Sir John Moore I have heard of, but have not read a good book on him or on the Peninsular War — a gap I should make good on.
I had never heard of Allassandri’s epic before. A good story.
Mitch, thanks. The Czech Legion’s journey has been called the Czech Anabasis — and a remarkable tale it is. It would make a great movie.
In the category of unsuccessful retreats destroyed by air power should also be included the German retreat from Marseilles in 1944. I knew an American army engineer who had been one of the first Americans to view the miles of burned-out tanks, trucks and other vehicles, and still-unburied burned bodies left from the air attacks. When I saw the Road of Death coverage during the Gulf War I thought immediately of his stories.
HG, excellent post. I’d never heard of Allassandri either.
Another example would be Mao’s Long March: it may actually be the most consequential Anabasis of the 20th Century.

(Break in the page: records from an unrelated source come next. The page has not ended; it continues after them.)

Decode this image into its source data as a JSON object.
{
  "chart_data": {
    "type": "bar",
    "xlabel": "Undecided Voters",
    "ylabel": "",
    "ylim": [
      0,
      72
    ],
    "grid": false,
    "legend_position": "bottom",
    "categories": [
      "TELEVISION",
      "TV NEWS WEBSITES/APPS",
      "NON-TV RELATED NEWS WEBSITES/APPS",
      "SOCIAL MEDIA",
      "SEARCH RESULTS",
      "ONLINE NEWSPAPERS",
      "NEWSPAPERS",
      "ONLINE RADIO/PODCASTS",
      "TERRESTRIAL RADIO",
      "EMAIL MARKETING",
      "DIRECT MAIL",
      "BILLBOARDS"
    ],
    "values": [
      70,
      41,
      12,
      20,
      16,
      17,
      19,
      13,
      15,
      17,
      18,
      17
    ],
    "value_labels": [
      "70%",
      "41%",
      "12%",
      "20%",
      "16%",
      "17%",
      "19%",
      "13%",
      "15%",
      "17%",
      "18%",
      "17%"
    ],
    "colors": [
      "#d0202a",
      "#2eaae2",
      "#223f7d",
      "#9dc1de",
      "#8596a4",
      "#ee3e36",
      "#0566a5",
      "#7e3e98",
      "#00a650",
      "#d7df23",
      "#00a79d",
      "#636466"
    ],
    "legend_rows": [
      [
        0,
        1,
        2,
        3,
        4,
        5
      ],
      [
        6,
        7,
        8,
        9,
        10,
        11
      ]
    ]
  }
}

The withdrawal of the Czech Legion could have been more consequential: with the right correlation of forces, Bolshevism could have been strangled in the cradle and the Czechs would have been an important part. John Boyd argued that grand strategy was the only positive and creative level of war (as opposed to negative and destructive). No period demonstrates the swirling vortex of grand strategic creative possibility than the end of WWI and WW2.
Thanks all for the nice feedback and futher examples.
As for Allassandri’s retreat, I chanced accross it when researching a paper on World War II in grad school. The story, intrigued me because so little was ever known about it outside the Legion archives.
The litany of fighting retreats can hardly omit the breakout of the 1st Marine Division from the Chosin Reservoir in North Korea in Nov.-Dec. 1950.